Moral of this story… take a breather when you need to. But don’t let fights drag on endlessly. There’s so much more to life, and communicating more even if it means you’re wrong, need to compromise, or need to forgive quicker is better than being miserable.
Red Sox Game! #sweetcaroline
#2. Learning how each other works
For us, this related a lot to how the other literally works and does their job. He learned so much about what goes into my job, which I am so grateful for. It’s often hard for our family and friends to understand my job as an entrepreneur. I wear a lot of hats, and they’re usually only seeing the highlight reel:
- A more flexible schedule
- Posting on social media
- Working at a coffee shop
What they’re not seeing:
- Working twice as hard to make sure we can have a more flexible schedule, or working double time and planning ahead so we can have hours off to do something here or there.
- Working at night so we can grab a long lunch or do a photo shoot with a friend.
- Stressing over whether you’re going to make ends meet because the money isn’t steady.
- Working at a coffee shop because you’re lonely, and can’t focus in the home that you do life and work in 24/7.
Being on the road allowed him to see all the behind the scenes things that go into keeping clients happy, growing a small business, and attempting to build another small business (my poor blog…).

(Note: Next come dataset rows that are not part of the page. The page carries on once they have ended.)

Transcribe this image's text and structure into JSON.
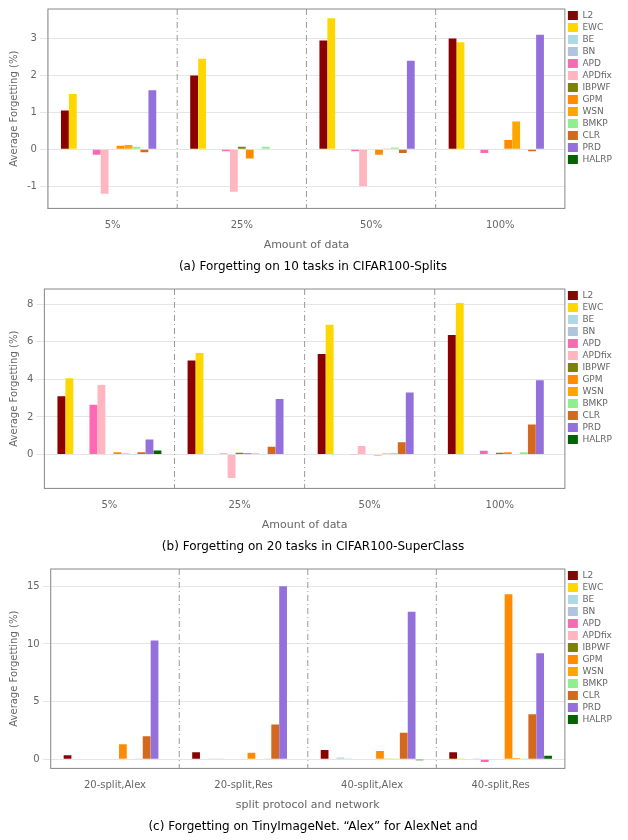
{
  "chart_data": [
    {
      "type": "bar",
      "title": "(a) Forgetting on 10 tasks in CIFAR100-Splits",
      "xlabel": "Amount of data",
      "ylabel": "Average Forgetting (%)",
      "categories": [
        "5%",
        "25%",
        "50%",
        "100%"
      ],
      "series": [
        {
          "name": "L2",
          "color": "#8B0000",
          "values": [
            1.05,
            2.0,
            2.95,
            3.0
          ]
        },
        {
          "name": "EWC",
          "color": "#FFD700",
          "values": [
            1.5,
            2.45,
            3.55,
            2.9
          ]
        },
        {
          "name": "BE",
          "color": "#ADD8E6",
          "values": [
            0.0,
            0.0,
            0.0,
            0.0
          ]
        },
        {
          "name": "BN",
          "color": "#B0C4DE",
          "values": [
            0.0,
            0.0,
            0.0,
            0.0
          ]
        },
        {
          "name": "APD",
          "color": "#FF69B4",
          "values": [
            -0.15,
            -0.05,
            -0.05,
            -0.1
          ]
        },
        {
          "name": "APDfix",
          "color": "#FFB6C1",
          "values": [
            -1.2,
            -1.15,
            -1.0,
            0.0
          ]
        },
        {
          "name": "IBPWF",
          "color": "#808000",
          "values": [
            0.0,
            0.07,
            0.0,
            0.0
          ]
        },
        {
          "name": "GPM",
          "color": "#FF8C00",
          "values": [
            0.1,
            -0.25,
            -0.15,
            0.25
          ]
        },
        {
          "name": "WSN",
          "color": "#FFA500",
          "values": [
            0.12,
            0.0,
            0.02,
            0.75
          ]
        },
        {
          "name": "BMKP",
          "color": "#90EE90",
          "values": [
            0.07,
            0.07,
            0.05,
            0.0
          ]
        },
        {
          "name": "CLR",
          "color": "#D2691E",
          "values": [
            -0.08,
            0.0,
            -0.1,
            -0.05
          ]
        },
        {
          "name": "PRD",
          "color": "#9370DB",
          "values": [
            1.6,
            0.0,
            2.4,
            3.1
          ]
        },
        {
          "name": "HALRP",
          "color": "#006400",
          "values": [
            0.0,
            0.0,
            0.0,
            0.0
          ]
        }
      ],
      "ylim": [
        -1.6,
        3.8
      ],
      "yticks": [
        -1,
        0,
        1,
        2,
        3
      ],
      "grid": true,
      "legend": "right"
    },
    {
      "type": "bar",
      "title": "(b) Forgetting on 20 tasks in CIFAR100-SuperClass",
      "xlabel": "Amount of data",
      "ylabel": "Average Forgetting (%)",
      "categories": [
        "5%",
        "25%",
        "50%",
        "100%"
      ],
      "series": [
        {
          "name": "L2",
          "color": "#8B0000",
          "values": [
            3.1,
            5.0,
            5.35,
            6.35
          ]
        },
        {
          "name": "EWC",
          "color": "#FFD700",
          "values": [
            4.05,
            5.4,
            6.9,
            8.05
          ]
        },
        {
          "name": "BE",
          "color": "#ADD8E6",
          "values": [
            0.0,
            0.0,
            0.0,
            0.0
          ]
        },
        {
          "name": "BN",
          "color": "#B0C4DE",
          "values": [
            0.0,
            0.0,
            0.0,
            0.0
          ]
        },
        {
          "name": "APD",
          "color": "#FF69B4",
          "values": [
            2.65,
            0.05,
            0.02,
            0.2
          ]
        },
        {
          "name": "APDfix",
          "color": "#FFB6C1",
          "values": [
            3.7,
            -1.25,
            0.45,
            0.0
          ]
        },
        {
          "name": "IBPWF",
          "color": "#808000",
          "values": [
            0.0,
            0.1,
            0.0,
            0.1
          ]
        },
        {
          "name": "GPM",
          "color": "#FF8C00",
          "values": [
            0.12,
            0.08,
            -0.05,
            0.12
          ]
        },
        {
          "name": "WSN",
          "color": "#FFA500",
          "values": [
            0.05,
            0.05,
            0.05,
            0.0
          ]
        },
        {
          "name": "BMKP",
          "color": "#90EE90",
          "values": [
            0.02,
            0.03,
            0.08,
            0.12
          ]
        },
        {
          "name": "CLR",
          "color": "#D2691E",
          "values": [
            0.12,
            0.42,
            0.65,
            1.6
          ]
        },
        {
          "name": "PRD",
          "color": "#9370DB",
          "values": [
            0.8,
            2.95,
            3.3,
            3.95
          ]
        },
        {
          "name": "HALRP",
          "color": "#006400",
          "values": [
            0.22,
            0.0,
            0.0,
            0.0
          ]
        }
      ],
      "ylim": [
        -1.8,
        8.8
      ],
      "yticks": [
        0,
        2,
        4,
        6,
        8
      ],
      "grid": true,
      "legend": "right"
    },
    {
      "type": "bar",
      "title": "(c) Forgetting on TinyImageNet. “Alex” for AlexNet and",
      "xlabel": "split protocol and network",
      "ylabel": "Average Forgetting (%)",
      "categories": [
        "20-split,Alex",
        "20-split,Res",
        "40-split,Alex",
        "40-split,Res"
      ],
      "series": [
        {
          "name": "L2",
          "color": "#8B0000",
          "values": [
            0.35,
            0.6,
            0.8,
            0.6
          ]
        },
        {
          "name": "EWC",
          "color": "#FFD700",
          "values": [
            0.0,
            0.0,
            0.0,
            0.05
          ]
        },
        {
          "name": "BE",
          "color": "#ADD8E6",
          "values": [
            0.0,
            0.02,
            0.15,
            0.0
          ]
        },
        {
          "name": "BN",
          "color": "#B0C4DE",
          "values": [
            0.0,
            0.05,
            0.05,
            0.05
          ]
        },
        {
          "name": "APD",
          "color": "#FF69B4",
          "values": [
            0.0,
            0.0,
            0.0,
            -0.25
          ]
        },
        {
          "name": "APDfix",
          "color": "#FFB6C1",
          "values": [
            0.0,
            0.0,
            0.0,
            0.0
          ]
        },
        {
          "name": "IBPWF",
          "color": "#808000",
          "values": [
            0.0,
            0.0,
            0.0,
            0.0
          ]
        },
        {
          "name": "GPM",
          "color": "#FF8C00",
          "values": [
            1.3,
            0.55,
            0.7,
            14.3
          ]
        },
        {
          "name": "WSN",
          "color": "#FFA500",
          "values": [
            0.0,
            0.0,
            0.02,
            0.1
          ]
        },
        {
          "name": "BMKP",
          "color": "#90EE90",
          "values": [
            0.02,
            0.02,
            0.02,
            0.05
          ]
        },
        {
          "name": "CLR",
          "color": "#D2691E",
          "values": [
            2.0,
            3.0,
            2.3,
            3.9
          ]
        },
        {
          "name": "PRD",
          "color": "#9370DB",
          "values": [
            10.3,
            15.0,
            12.8,
            9.2
          ]
        },
        {
          "name": "HALRP",
          "color": "#006400",
          "values": [
            0.0,
            0.0,
            -0.1,
            0.3
          ]
        }
      ],
      "ylim": [
        -0.8,
        16.5
      ],
      "yticks": [
        0,
        5,
        10,
        15
      ],
      "grid": true,
      "legend": "right"
    }
  ]
}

Vice Versa. I got to see how he worked! I learned how he studies the best, solves problems on the job, and handles conflict. He took a few jobs here and there while we were traveling, including tutoring! I learned how he needs to have certain tasks to keep him busy, and I learned which tasks he did not like to do.
This came in very handy when we had to pack up the trailer in a short period of time while it was pouring rain.

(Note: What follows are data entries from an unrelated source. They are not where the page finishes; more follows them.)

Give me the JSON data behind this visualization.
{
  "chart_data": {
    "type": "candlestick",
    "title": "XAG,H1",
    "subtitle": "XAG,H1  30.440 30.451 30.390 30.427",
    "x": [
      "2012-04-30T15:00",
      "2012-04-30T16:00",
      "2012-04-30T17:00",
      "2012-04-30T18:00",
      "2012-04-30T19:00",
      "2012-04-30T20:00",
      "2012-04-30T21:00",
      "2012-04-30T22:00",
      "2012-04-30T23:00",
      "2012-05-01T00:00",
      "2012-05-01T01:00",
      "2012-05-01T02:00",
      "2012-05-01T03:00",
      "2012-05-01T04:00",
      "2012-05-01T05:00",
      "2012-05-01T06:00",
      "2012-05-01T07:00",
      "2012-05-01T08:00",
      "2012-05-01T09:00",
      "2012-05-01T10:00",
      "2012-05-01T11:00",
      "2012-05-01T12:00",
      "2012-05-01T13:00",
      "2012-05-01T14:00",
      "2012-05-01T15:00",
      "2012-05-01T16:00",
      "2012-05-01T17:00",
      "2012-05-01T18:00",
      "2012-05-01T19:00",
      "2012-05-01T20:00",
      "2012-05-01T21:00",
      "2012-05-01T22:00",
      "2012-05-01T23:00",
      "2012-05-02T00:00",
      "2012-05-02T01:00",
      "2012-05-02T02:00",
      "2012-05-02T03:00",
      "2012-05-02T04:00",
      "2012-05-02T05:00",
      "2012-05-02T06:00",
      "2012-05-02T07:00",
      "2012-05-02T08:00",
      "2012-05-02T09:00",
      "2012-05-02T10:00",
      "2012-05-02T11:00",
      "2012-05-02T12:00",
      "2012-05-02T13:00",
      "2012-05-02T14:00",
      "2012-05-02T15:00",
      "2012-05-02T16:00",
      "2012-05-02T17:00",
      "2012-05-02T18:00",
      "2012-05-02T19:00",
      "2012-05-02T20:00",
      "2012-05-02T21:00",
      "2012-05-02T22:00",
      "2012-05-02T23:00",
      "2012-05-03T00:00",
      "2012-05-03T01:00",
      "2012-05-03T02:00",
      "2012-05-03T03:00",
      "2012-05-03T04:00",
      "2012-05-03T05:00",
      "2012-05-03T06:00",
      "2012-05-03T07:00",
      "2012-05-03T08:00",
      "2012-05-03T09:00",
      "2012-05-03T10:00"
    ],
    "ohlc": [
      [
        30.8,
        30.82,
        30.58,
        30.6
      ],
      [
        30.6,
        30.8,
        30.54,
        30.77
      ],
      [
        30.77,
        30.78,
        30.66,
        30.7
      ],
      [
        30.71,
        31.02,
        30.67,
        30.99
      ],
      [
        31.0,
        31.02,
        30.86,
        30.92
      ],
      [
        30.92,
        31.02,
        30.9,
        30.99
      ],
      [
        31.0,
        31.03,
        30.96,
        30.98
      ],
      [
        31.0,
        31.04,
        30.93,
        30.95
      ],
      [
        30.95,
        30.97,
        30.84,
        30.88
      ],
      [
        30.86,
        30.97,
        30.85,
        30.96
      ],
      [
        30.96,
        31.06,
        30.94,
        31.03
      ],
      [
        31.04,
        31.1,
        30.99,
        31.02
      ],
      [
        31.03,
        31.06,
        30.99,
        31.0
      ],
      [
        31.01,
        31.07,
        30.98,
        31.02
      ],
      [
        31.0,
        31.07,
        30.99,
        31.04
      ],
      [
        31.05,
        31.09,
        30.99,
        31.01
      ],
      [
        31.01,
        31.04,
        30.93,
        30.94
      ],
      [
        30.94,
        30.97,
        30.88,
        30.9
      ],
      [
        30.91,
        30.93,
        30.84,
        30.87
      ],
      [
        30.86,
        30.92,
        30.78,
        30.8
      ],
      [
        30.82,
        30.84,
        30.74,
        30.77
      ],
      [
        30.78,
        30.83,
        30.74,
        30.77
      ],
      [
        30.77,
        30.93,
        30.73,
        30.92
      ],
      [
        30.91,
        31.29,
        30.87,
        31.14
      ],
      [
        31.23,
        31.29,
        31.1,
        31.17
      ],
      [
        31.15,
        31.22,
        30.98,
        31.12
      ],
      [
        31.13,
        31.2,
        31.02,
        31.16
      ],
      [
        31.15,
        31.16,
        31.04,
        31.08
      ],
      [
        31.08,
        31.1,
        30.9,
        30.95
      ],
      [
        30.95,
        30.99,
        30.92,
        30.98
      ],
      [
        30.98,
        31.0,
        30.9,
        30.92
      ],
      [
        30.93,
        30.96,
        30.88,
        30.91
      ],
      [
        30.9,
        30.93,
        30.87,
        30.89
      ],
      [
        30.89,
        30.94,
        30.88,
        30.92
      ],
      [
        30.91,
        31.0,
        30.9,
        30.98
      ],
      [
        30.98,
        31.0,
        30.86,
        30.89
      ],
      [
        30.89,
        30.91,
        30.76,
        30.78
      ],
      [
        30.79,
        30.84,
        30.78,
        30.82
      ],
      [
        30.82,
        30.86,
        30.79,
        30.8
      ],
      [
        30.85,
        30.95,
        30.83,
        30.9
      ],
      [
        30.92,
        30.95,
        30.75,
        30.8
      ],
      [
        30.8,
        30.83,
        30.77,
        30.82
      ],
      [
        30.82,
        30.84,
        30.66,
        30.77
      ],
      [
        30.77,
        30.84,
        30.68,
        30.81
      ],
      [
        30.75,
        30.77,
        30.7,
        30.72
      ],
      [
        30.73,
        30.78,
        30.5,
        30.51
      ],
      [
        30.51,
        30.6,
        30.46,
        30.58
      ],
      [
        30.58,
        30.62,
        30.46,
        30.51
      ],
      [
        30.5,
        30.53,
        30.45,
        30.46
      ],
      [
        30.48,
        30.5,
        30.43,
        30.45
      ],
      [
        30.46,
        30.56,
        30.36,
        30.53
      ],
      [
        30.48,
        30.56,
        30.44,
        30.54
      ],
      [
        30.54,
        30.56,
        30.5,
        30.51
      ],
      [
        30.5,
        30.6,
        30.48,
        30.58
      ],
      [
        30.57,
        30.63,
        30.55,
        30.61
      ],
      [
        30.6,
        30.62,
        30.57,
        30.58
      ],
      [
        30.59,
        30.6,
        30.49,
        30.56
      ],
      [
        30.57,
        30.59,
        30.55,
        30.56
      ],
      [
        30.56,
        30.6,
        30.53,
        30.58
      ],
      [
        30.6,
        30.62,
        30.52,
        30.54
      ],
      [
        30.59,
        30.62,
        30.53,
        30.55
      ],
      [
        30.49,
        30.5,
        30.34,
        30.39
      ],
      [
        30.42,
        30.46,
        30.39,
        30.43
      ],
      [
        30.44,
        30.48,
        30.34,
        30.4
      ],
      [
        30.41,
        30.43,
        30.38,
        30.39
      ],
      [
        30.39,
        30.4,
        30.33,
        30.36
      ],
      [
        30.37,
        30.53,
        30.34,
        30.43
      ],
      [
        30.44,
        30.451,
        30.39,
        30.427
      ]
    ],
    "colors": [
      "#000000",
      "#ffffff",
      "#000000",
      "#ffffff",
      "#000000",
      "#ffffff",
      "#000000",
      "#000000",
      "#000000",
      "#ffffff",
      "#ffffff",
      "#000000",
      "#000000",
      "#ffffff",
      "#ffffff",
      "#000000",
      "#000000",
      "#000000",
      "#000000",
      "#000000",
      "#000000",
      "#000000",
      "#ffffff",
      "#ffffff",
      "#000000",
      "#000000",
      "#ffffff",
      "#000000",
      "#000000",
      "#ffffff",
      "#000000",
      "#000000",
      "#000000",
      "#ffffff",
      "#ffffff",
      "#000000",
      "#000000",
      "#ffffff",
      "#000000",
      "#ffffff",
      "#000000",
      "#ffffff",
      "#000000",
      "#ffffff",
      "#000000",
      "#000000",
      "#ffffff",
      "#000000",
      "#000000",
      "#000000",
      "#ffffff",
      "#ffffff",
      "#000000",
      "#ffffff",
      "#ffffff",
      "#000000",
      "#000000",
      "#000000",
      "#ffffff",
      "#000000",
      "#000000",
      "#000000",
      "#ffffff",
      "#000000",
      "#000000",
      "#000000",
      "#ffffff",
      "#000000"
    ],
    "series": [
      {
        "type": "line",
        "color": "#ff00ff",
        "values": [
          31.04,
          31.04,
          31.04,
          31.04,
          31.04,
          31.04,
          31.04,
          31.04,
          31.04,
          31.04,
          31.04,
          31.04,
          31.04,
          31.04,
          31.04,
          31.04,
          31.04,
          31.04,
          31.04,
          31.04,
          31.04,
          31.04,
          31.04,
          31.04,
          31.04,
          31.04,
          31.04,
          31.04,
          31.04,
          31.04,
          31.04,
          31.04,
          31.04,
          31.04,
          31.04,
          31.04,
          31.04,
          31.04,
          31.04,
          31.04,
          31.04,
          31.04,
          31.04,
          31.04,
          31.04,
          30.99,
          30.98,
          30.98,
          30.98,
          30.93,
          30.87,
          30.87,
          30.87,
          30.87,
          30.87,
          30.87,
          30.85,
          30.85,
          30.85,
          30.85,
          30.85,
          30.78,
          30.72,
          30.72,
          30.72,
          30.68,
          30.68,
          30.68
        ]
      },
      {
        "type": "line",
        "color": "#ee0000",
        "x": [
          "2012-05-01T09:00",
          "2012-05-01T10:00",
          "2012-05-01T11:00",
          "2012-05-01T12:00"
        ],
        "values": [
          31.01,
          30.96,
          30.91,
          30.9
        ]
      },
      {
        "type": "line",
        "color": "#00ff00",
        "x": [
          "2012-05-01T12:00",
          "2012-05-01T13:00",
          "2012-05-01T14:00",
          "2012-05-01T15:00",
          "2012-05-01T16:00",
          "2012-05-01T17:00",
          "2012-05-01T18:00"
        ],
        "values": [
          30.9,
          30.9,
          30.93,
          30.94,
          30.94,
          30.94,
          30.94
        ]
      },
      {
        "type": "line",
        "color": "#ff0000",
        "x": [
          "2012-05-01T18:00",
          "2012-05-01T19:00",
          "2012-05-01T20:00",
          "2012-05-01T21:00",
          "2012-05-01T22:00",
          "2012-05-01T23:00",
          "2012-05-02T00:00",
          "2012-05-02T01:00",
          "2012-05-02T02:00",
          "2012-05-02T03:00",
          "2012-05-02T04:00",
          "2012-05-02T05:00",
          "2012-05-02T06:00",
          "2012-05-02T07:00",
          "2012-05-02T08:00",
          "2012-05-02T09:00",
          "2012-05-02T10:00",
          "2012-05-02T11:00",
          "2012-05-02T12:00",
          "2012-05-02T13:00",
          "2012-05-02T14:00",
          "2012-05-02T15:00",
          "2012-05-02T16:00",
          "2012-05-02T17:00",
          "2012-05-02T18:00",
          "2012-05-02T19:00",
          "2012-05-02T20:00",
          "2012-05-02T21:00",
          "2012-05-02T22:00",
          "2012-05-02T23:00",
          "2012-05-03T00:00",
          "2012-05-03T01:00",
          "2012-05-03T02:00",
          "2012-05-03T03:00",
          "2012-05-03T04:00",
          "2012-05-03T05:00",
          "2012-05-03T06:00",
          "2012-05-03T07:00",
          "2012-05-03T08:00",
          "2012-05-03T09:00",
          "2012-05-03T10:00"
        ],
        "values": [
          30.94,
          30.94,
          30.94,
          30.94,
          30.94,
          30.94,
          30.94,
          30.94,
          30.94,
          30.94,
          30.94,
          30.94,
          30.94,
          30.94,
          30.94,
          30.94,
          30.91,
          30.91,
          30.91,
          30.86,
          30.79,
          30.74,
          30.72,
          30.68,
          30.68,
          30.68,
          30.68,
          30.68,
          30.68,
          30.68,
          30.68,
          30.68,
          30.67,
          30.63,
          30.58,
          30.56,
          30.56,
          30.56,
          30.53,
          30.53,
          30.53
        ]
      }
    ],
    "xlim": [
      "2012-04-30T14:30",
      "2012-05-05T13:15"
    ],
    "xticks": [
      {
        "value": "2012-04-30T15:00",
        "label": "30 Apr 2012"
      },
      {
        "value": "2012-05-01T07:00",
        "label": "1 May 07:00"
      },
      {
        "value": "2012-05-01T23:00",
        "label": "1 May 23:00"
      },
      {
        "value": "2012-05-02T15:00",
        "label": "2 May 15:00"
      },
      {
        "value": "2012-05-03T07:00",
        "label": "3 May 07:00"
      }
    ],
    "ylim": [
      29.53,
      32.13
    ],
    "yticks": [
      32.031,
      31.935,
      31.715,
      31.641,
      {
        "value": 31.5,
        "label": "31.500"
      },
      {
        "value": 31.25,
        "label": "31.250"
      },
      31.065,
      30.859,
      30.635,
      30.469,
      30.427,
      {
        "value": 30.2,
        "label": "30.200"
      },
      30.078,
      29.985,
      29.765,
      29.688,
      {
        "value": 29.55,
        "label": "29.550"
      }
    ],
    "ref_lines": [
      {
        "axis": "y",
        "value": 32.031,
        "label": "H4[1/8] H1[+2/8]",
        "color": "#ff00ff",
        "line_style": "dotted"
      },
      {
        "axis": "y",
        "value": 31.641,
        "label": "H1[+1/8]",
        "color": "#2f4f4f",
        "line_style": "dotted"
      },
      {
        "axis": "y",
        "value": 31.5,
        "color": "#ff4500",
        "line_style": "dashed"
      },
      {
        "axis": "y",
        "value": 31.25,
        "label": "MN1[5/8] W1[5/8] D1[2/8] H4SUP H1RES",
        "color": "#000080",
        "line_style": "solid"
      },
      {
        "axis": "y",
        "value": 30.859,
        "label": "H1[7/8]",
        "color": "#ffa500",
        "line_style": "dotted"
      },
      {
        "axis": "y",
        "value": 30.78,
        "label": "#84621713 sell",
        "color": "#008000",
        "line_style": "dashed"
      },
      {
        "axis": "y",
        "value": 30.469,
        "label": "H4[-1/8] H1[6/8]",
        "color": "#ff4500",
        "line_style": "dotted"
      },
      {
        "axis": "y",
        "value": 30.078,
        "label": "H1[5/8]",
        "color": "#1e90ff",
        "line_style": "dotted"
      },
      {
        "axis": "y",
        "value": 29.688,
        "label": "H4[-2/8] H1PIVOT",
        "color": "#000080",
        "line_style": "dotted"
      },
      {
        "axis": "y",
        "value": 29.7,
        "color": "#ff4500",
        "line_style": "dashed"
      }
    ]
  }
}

At the top of the space needle in Seattle.
#3. We learned we don’t always work well together!
We both have our strengths when it comes to work, and want things done in certain ways. He is an engineer, very structured, and things have to work a certain way. I am the polar opposite. I’m very creative, flexible, but I also have to have things working a certain way. When we do collaborate on things for work, we both know our roles. We also did say that we probably couldn’t work on a business full-time together. We tried, not our strong suit. And while we learned that and were frustrated during that learning process, we also discovered that we’re great supports for each other’s jobs – even more than before! Because now, we understand each other’s jobs, and feelings about work a lot more clearly.
So now, when things arise at work, we both get it. We’re not just listening to be there for one another, we truly understand. I hope I’m explaining this in a way that makes sense. I encourage you to learn what your spouse truly does. We do not understand each other’s jobs 100%, but we are appreciative of each other’s skills, the emotions that go into our jobs, the stressors and the highlights!

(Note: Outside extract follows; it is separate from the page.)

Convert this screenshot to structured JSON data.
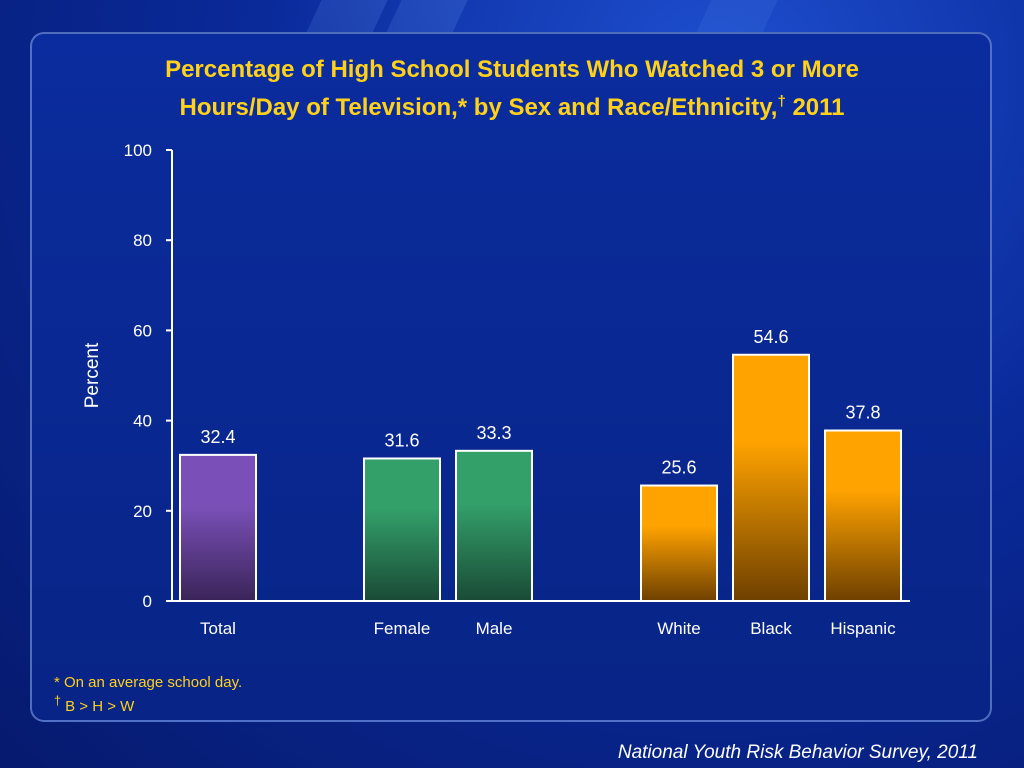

#4. It’s okay to have different interests
We’ve always had different interests, but something fun that changed was the way we encouraged each other in those differences. Instead of just heading out the door to do a hobby, we started to want to learn more about why it is we like doing certain things and why it was important to the other person. While you’ll never see me willingly play disc golf, or him willingly practice photography… we both have mutual respect and understanding.
You’re not going to want to be together 24/7, and you shouldn’t feel bad about that. Brannon and I are very codependent, yet we still find ways to enjoy our own things that are just our own. We’re better together because of it.